Sabem os que assim alegam que esse é um argumento apenas de efeito para uma sociedade leiga e sedenta pela prisão alheia, pois não corresponde à realidade de nosso sistema penal. Pimenta Neves poderia, sim, estar encarcerado, mesmo na vigência do atual sistema, se a sua prisão fosse considerada necessária pelos magistrados que examinaram o seu processo.
Poderia ter sido preso, como o foram, antes do trânsito em julgado das decisões, inúmeros outros acusados de homicídio, dentre os quais Suzane von Richthofen, os irmãos Cravinhos e o casal Nardoni. Portanto, não são os recursos que impedem a prisão.
Fala-se também que os advogados são contrários à PEC por razões de interesse profissional. Alegação imprópria e injusta. Como fizemos na luta pela democratização do país, pelo término da censura e pelo retorno das prerrogativas da magistratura, nós, advogados, outra vez pugnamos pelo que nos parece correto, no caso, a liberdade.
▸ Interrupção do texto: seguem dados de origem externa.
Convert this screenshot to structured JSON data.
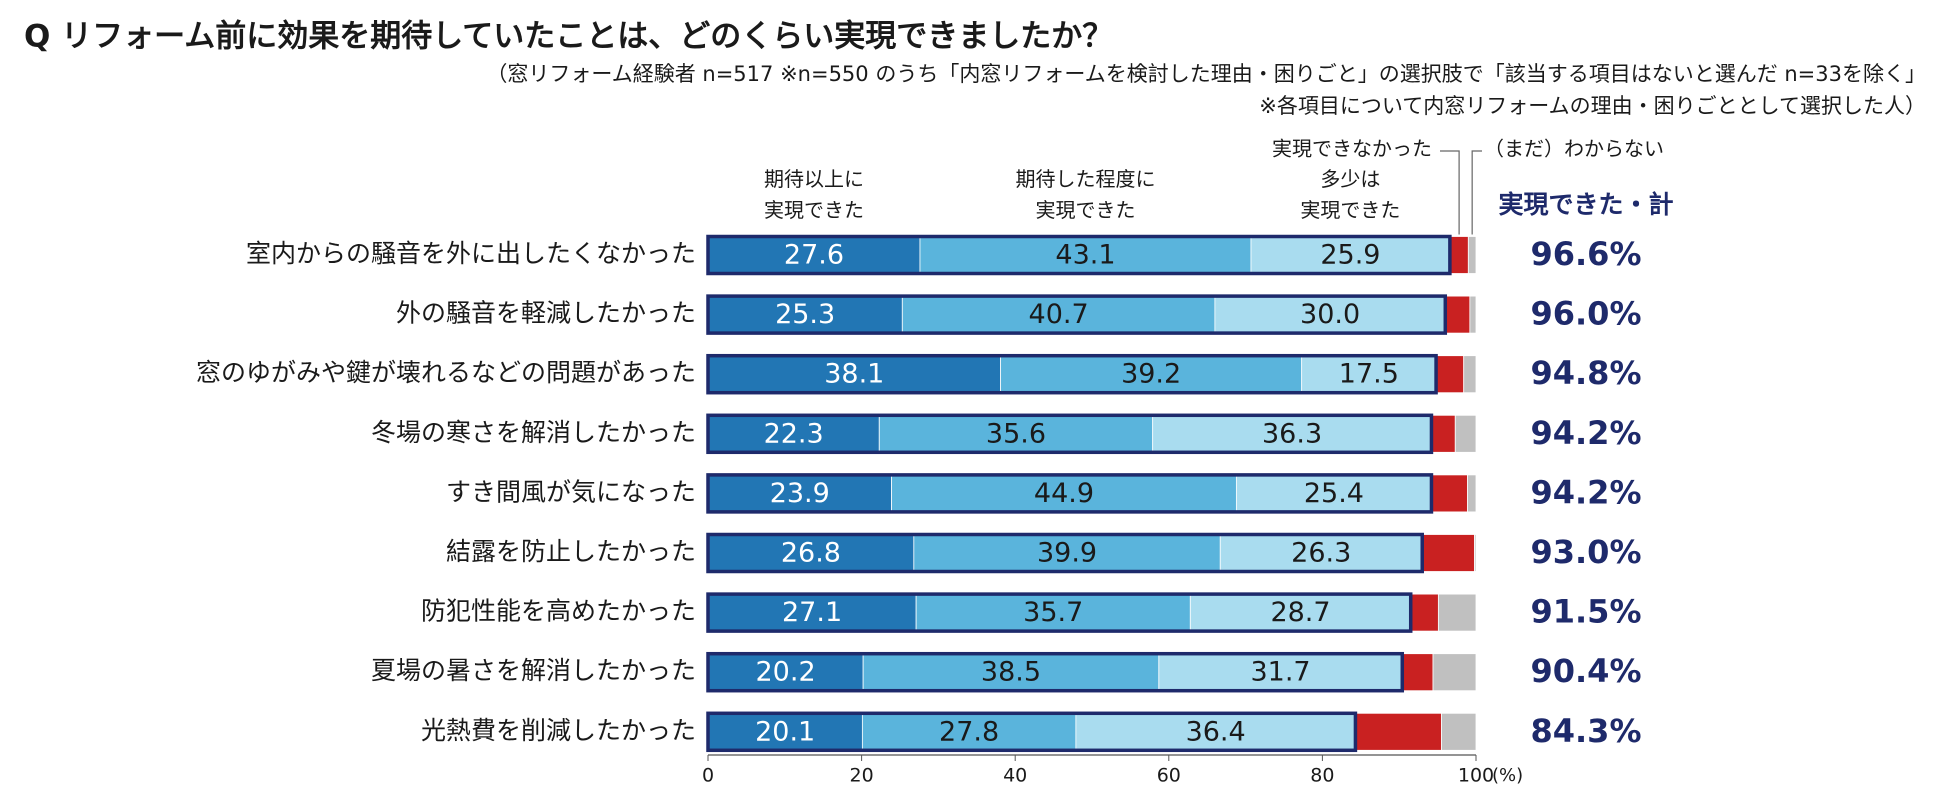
{
  "chart_data": {
    "type": "stacked-bar-horizontal",
    "title": "Q リフォーム前に効果を期待していたことは、どのくらい実現できましたか？",
    "subtitle": [
      "（窓リフォーム経験者 n=517 ※n=550 のうち「内窓リフォームを検討した理由・困りごと」の選択肢で「該当する項目はないと選んだ n=33を除く」",
      "※各項目について内窓リフォームの理由・困りごととして選択した人）"
    ],
    "categories": [
      "室内からの騒音を外に出したくなかった",
      "外の騒音を軽減したかった",
      "窓のゆがみや鍵が壊れるなどの問題があった",
      "冬場の寒さを解消したかった",
      "すき間風が気になった",
      "結露を防止したかった",
      "防犯性能を高めたかった",
      "夏場の暑さを解消したかった",
      "光熱費を削減したかった"
    ],
    "series": [
      {
        "name": "期待以上に\n実現できた",
        "color": "#2276b4",
        "label_color": "#ffffff",
        "values": [
          27.6,
          25.3,
          38.1,
          22.3,
          23.9,
          26.8,
          27.1,
          20.2,
          20.1
        ]
      },
      {
        "name": "期待した程度に\n実現できた",
        "color": "#5ab4dc",
        "label_color": "#1a1a1a",
        "values": [
          43.1,
          40.7,
          39.2,
          35.6,
          44.9,
          39.9,
          35.7,
          38.5,
          27.8
        ],
        "value_labels": [
          "43.1",
          "40.7",
          "39.2",
          "35.6",
          "44.9",
          "39.9",
          "35.7",
          "38.5",
          "27.8"
        ]
      },
      {
        "name": "多少は\n実現できた",
        "color": "#a9dcef",
        "label_color": "#1a1a1a",
        "values": [
          25.9,
          30.0,
          17.5,
          36.3,
          25.4,
          26.3,
          28.7,
          31.7,
          36.4
        ],
        "value_labels": [
          "25.9",
          "30.0",
          "17.5",
          "36.3",
          "25.4",
          "26.3",
          "28.7",
          "31.7",
          "36.4"
        ]
      },
      {
        "name": "実現できなかった",
        "color": "#c92121",
        "values": [
          2.4,
          3.2,
          3.6,
          3.1,
          4.7,
          6.8,
          3.6,
          4.0,
          11.2
        ]
      },
      {
        "name": "（まだ）わからない",
        "color": "#c0c0c0",
        "values": [
          1.0,
          0.8,
          1.6,
          2.7,
          1.1,
          0.2,
          4.9,
          5.6,
          4.5
        ]
      }
    ],
    "totals": {
      "name": "実現できた・計",
      "values": [
        96.6,
        96.0,
        94.8,
        94.2,
        94.2,
        93.0,
        91.5,
        90.4,
        84.3
      ],
      "value_labels": [
        "96.6%",
        "96.0%",
        "94.8%",
        "94.2%",
        "94.2%",
        "93.0%",
        "91.5%",
        "90.4%",
        "84.3%"
      ]
    },
    "xlim": [
      0,
      100
    ],
    "xticks": [
      0,
      20,
      40,
      60,
      80,
      100
    ],
    "x_unit": "(%)"
  }
}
Aliás, se fossem levados em conta motivos meramente profissionais, deveríamos estar a favor da PEC, pois na área criminal a demanda será maior, uma vez que, por conta do trânsito em julgado antecipado, inúmeros habeas corpus serão impetrados.
Argumentos dessa natureza não podem alicerçar uma medida que suprimirá dos tribunais superiores questões como a liberdade e a dignidade do homem. Note-se que, com a PEC, o tribunal que ficará sobrecarregado será o Superior Tribunal de Justiça, pois os habeas corpus serão a ele dirigidos. Observe-se, sobre o habeas corpus, que ele só poderá ser interposto após a expedição do mandado de prisão em segundo grau, não tendo, portanto, o condão de impedir que a liberdade seja sacrificada.
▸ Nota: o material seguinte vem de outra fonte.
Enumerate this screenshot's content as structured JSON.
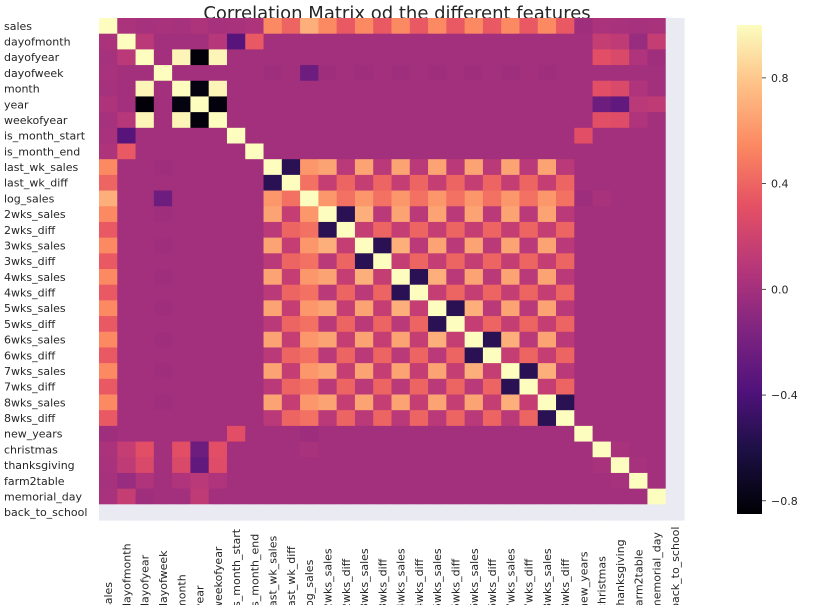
{
  "chart_data": {
    "type": "heatmap",
    "title": "Correlation Matrix od the different features",
    "labels": [
      "sales",
      "dayofmonth",
      "dayofyear",
      "dayofweek",
      "month",
      "year",
      "weekofyear",
      "is_month_start",
      "is_month_end",
      "last_wk_sales",
      "last_wk_diff",
      "log_sales",
      "2wks_sales",
      "2wks_diff",
      "3wks_sales",
      "3wks_diff",
      "4wks_sales",
      "4wks_diff",
      "5wks_sales",
      "5wks_diff",
      "6wks_sales",
      "6wks_diff",
      "7wks_sales",
      "7wks_diff",
      "8wks_sales",
      "8wks_diff",
      "new_years",
      "christmas",
      "thanksgiving",
      "farm2table",
      "memorial_day",
      "back_to_school"
    ],
    "colorbar": {
      "min": -0.85,
      "max": 1.0,
      "ticks": [
        -0.8,
        -0.4,
        0.0,
        0.4,
        0.8
      ],
      "tick_labels": [
        "−0.8",
        "−0.4",
        "0.0",
        "0.4",
        "0.8"
      ]
    },
    "colormap": "magma",
    "diagonal": 1.0,
    "missing_value_color": "#eaeaf2",
    "default_value": 0.0,
    "cells": [
      [
        0,
        1,
        0.03
      ],
      [
        0,
        2,
        0.01
      ],
      [
        0,
        3,
        0.02
      ],
      [
        0,
        4,
        0.01
      ],
      [
        0,
        5,
        0.04
      ],
      [
        0,
        6,
        0.01
      ],
      [
        0,
        7,
        0.02
      ],
      [
        0,
        8,
        0.04
      ],
      [
        0,
        9,
        0.55
      ],
      [
        0,
        10,
        0.4
      ],
      [
        0,
        11,
        0.7
      ],
      [
        0,
        12,
        0.55
      ],
      [
        0,
        13,
        0.35
      ],
      [
        0,
        14,
        0.55
      ],
      [
        0,
        15,
        0.35
      ],
      [
        0,
        16,
        0.55
      ],
      [
        0,
        17,
        0.35
      ],
      [
        0,
        18,
        0.55
      ],
      [
        0,
        19,
        0.35
      ],
      [
        0,
        20,
        0.55
      ],
      [
        0,
        21,
        0.35
      ],
      [
        0,
        22,
        0.55
      ],
      [
        0,
        23,
        0.35
      ],
      [
        0,
        24,
        0.55
      ],
      [
        0,
        25,
        0.35
      ],
      [
        0,
        26,
        -0.02
      ],
      [
        0,
        27,
        0.03
      ],
      [
        0,
        28,
        0.02
      ],
      [
        0,
        29,
        0.01
      ],
      [
        0,
        30,
        0.02
      ],
      [
        1,
        2,
        0.1
      ],
      [
        1,
        6,
        0.08
      ],
      [
        1,
        7,
        -0.35
      ],
      [
        1,
        8,
        0.35
      ],
      [
        1,
        27,
        0.15
      ],
      [
        1,
        28,
        0.12
      ],
      [
        1,
        29,
        -0.05
      ],
      [
        1,
        30,
        0.15
      ],
      [
        2,
        4,
        0.97
      ],
      [
        2,
        5,
        -0.83
      ],
      [
        2,
        6,
        0.97
      ],
      [
        2,
        27,
        0.3
      ],
      [
        2,
        28,
        0.25
      ],
      [
        2,
        29,
        0.05
      ],
      [
        2,
        30,
        -0.02
      ],
      [
        3,
        11,
        -0.25
      ],
      [
        3,
        9,
        -0.02
      ],
      [
        3,
        12,
        -0.02
      ],
      [
        3,
        14,
        -0.02
      ],
      [
        3,
        16,
        -0.02
      ],
      [
        3,
        18,
        -0.02
      ],
      [
        3,
        20,
        -0.02
      ],
      [
        3,
        22,
        -0.02
      ],
      [
        3,
        24,
        -0.02
      ],
      [
        4,
        5,
        -0.8
      ],
      [
        4,
        6,
        0.97
      ],
      [
        4,
        27,
        0.3
      ],
      [
        4,
        28,
        0.25
      ],
      [
        4,
        29,
        0.05
      ],
      [
        5,
        6,
        -0.82
      ],
      [
        5,
        27,
        -0.25
      ],
      [
        5,
        28,
        -0.3
      ],
      [
        5,
        29,
        0.1
      ],
      [
        5,
        30,
        0.12
      ],
      [
        6,
        27,
        0.3
      ],
      [
        6,
        28,
        0.28
      ],
      [
        6,
        29,
        0.05
      ],
      [
        7,
        26,
        0.3
      ],
      [
        9,
        10,
        -0.55
      ],
      [
        9,
        11,
        0.6
      ],
      [
        9,
        12,
        0.65
      ],
      [
        9,
        13,
        0.1
      ],
      [
        9,
        14,
        0.65
      ],
      [
        9,
        15,
        0.1
      ],
      [
        9,
        16,
        0.65
      ],
      [
        9,
        17,
        0.1
      ],
      [
        9,
        18,
        0.65
      ],
      [
        9,
        19,
        0.1
      ],
      [
        9,
        20,
        0.65
      ],
      [
        9,
        21,
        0.1
      ],
      [
        9,
        22,
        0.65
      ],
      [
        9,
        23,
        0.1
      ],
      [
        9,
        24,
        0.65
      ],
      [
        9,
        25,
        0.1
      ],
      [
        10,
        11,
        0.45
      ],
      [
        10,
        12,
        0.15
      ],
      [
        10,
        13,
        0.4
      ],
      [
        10,
        14,
        0.15
      ],
      [
        10,
        15,
        0.4
      ],
      [
        10,
        16,
        0.15
      ],
      [
        10,
        17,
        0.4
      ],
      [
        10,
        18,
        0.15
      ],
      [
        10,
        19,
        0.4
      ],
      [
        10,
        20,
        0.15
      ],
      [
        10,
        21,
        0.4
      ],
      [
        10,
        22,
        0.15
      ],
      [
        10,
        23,
        0.4
      ],
      [
        10,
        24,
        0.15
      ],
      [
        10,
        25,
        0.4
      ],
      [
        11,
        12,
        0.6
      ],
      [
        11,
        13,
        0.45
      ],
      [
        11,
        14,
        0.6
      ],
      [
        11,
        15,
        0.45
      ],
      [
        11,
        16,
        0.6
      ],
      [
        11,
        17,
        0.45
      ],
      [
        11,
        18,
        0.6
      ],
      [
        11,
        19,
        0.45
      ],
      [
        11,
        20,
        0.6
      ],
      [
        11,
        21,
        0.45
      ],
      [
        11,
        22,
        0.6
      ],
      [
        11,
        23,
        0.45
      ],
      [
        11,
        24,
        0.6
      ],
      [
        11,
        25,
        0.45
      ],
      [
        11,
        26,
        -0.03
      ],
      [
        11,
        27,
        0.02
      ],
      [
        12,
        13,
        -0.55
      ],
      [
        12,
        14,
        0.7
      ],
      [
        12,
        15,
        0.1
      ],
      [
        12,
        16,
        0.65
      ],
      [
        12,
        17,
        0.1
      ],
      [
        12,
        18,
        0.65
      ],
      [
        12,
        19,
        0.1
      ],
      [
        12,
        20,
        0.65
      ],
      [
        12,
        21,
        0.1
      ],
      [
        12,
        22,
        0.65
      ],
      [
        12,
        23,
        0.1
      ],
      [
        12,
        24,
        0.65
      ],
      [
        12,
        25,
        0.1
      ],
      [
        13,
        14,
        0.15
      ],
      [
        13,
        15,
        0.4
      ],
      [
        13,
        16,
        0.15
      ],
      [
        13,
        17,
        0.4
      ],
      [
        13,
        18,
        0.15
      ],
      [
        13,
        19,
        0.4
      ],
      [
        13,
        20,
        0.15
      ],
      [
        13,
        21,
        0.4
      ],
      [
        13,
        22,
        0.15
      ],
      [
        13,
        23,
        0.4
      ],
      [
        13,
        24,
        0.15
      ],
      [
        13,
        25,
        0.4
      ],
      [
        14,
        15,
        -0.55
      ],
      [
        14,
        16,
        0.7
      ],
      [
        14,
        17,
        0.1
      ],
      [
        14,
        18,
        0.65
      ],
      [
        14,
        19,
        0.1
      ],
      [
        14,
        20,
        0.65
      ],
      [
        14,
        21,
        0.1
      ],
      [
        14,
        22,
        0.65
      ],
      [
        14,
        23,
        0.1
      ],
      [
        14,
        24,
        0.65
      ],
      [
        14,
        25,
        0.1
      ],
      [
        15,
        16,
        0.15
      ],
      [
        15,
        17,
        0.4
      ],
      [
        15,
        18,
        0.15
      ],
      [
        15,
        19,
        0.4
      ],
      [
        15,
        20,
        0.15
      ],
      [
        15,
        21,
        0.4
      ],
      [
        15,
        22,
        0.15
      ],
      [
        15,
        23,
        0.4
      ],
      [
        15,
        24,
        0.15
      ],
      [
        15,
        25,
        0.4
      ],
      [
        16,
        17,
        -0.55
      ],
      [
        16,
        18,
        0.7
      ],
      [
        16,
        19,
        0.1
      ],
      [
        16,
        20,
        0.65
      ],
      [
        16,
        21,
        0.1
      ],
      [
        16,
        22,
        0.65
      ],
      [
        16,
        23,
        0.1
      ],
      [
        16,
        24,
        0.65
      ],
      [
        16,
        25,
        0.1
      ],
      [
        17,
        18,
        0.15
      ],
      [
        17,
        19,
        0.4
      ],
      [
        17,
        20,
        0.15
      ],
      [
        17,
        21,
        0.4
      ],
      [
        17,
        22,
        0.15
      ],
      [
        17,
        23,
        0.4
      ],
      [
        17,
        24,
        0.15
      ],
      [
        17,
        25,
        0.4
      ],
      [
        18,
        19,
        -0.55
      ],
      [
        18,
        20,
        0.7
      ],
      [
        18,
        21,
        0.1
      ],
      [
        18,
        22,
        0.65
      ],
      [
        18,
        23,
        0.1
      ],
      [
        18,
        24,
        0.65
      ],
      [
        18,
        25,
        0.1
      ],
      [
        19,
        20,
        0.15
      ],
      [
        19,
        21,
        0.4
      ],
      [
        19,
        22,
        0.15
      ],
      [
        19,
        23,
        0.4
      ],
      [
        19,
        24,
        0.15
      ],
      [
        19,
        25,
        0.4
      ],
      [
        20,
        21,
        -0.55
      ],
      [
        20,
        22,
        0.7
      ],
      [
        20,
        23,
        0.1
      ],
      [
        20,
        24,
        0.65
      ],
      [
        20,
        25,
        0.1
      ],
      [
        21,
        22,
        0.15
      ],
      [
        21,
        23,
        0.4
      ],
      [
        21,
        24,
        0.15
      ],
      [
        21,
        25,
        0.4
      ],
      [
        22,
        23,
        -0.55
      ],
      [
        22,
        24,
        0.7
      ],
      [
        22,
        25,
        0.1
      ],
      [
        23,
        24,
        0.15
      ],
      [
        23,
        25,
        0.4
      ],
      [
        24,
        25,
        -0.55
      ],
      [
        27,
        28,
        0.02
      ],
      [
        28,
        29,
        0.01
      ]
    ]
  }
}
Não se pense, no entanto -e seria grande indelicadeza fazê-lo-, que o objetivo da PEC foi aliviar o STF em detrimento do STJ.
Em verdade, na busca de soluções para aliviar a sobrecarga do Judiciário, é preciso levar em conta suas causas reais, que não são os recursos, mas, sim, a burocracia, a carência de juízes e de funcionários, a inexistência de efetiva autonomia financeira, a incipiente informatização e, especialmente, a excessiva litigância da União.
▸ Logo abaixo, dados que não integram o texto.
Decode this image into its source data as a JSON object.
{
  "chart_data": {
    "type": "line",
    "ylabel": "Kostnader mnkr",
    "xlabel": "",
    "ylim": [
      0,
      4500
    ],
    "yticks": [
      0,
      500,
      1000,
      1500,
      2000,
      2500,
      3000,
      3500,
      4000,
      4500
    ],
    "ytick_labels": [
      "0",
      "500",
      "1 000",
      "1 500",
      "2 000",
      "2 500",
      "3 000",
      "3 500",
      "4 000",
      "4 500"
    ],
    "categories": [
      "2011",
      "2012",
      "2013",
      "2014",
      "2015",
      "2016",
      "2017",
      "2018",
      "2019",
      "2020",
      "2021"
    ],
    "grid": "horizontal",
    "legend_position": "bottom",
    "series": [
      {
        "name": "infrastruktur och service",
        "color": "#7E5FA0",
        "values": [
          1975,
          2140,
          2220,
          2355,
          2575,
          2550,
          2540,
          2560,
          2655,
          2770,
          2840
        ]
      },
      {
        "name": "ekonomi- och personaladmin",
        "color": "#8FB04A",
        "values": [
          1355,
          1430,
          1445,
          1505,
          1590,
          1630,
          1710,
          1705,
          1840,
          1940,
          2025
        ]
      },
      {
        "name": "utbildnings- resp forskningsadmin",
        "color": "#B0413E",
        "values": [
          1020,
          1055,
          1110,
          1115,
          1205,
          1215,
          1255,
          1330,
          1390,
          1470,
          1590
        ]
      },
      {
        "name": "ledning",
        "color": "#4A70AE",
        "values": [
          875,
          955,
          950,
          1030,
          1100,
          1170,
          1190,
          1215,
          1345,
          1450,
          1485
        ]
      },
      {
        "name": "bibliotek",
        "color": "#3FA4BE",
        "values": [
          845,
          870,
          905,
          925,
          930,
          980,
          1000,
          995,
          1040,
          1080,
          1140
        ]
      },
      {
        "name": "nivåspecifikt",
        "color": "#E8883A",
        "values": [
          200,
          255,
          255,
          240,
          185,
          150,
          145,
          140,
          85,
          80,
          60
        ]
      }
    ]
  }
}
Como pretendem incluir medidas pertinentes ao Judiciário em um novo Pacto Republicano, é conveniente e oportuno que dele se faça constar um compromisso da União de não utilizar recursos meramente protelatórios. Com isso, uma causa real da sobrecarga dos tribunais superiores será afastada, sem que seja suprimido da sua apreciação o valor fundamental do ser humano, que é a liberdade.
ANTÔNIO CLÁUDIO MARIZ DE OLIVEIRA é advogado criminal. Foi presidente da OAB-SP (1987-88 e 1989-90) e secretário de Justiça e Segurança Pública do Estado de São Paulo (governo Quércia).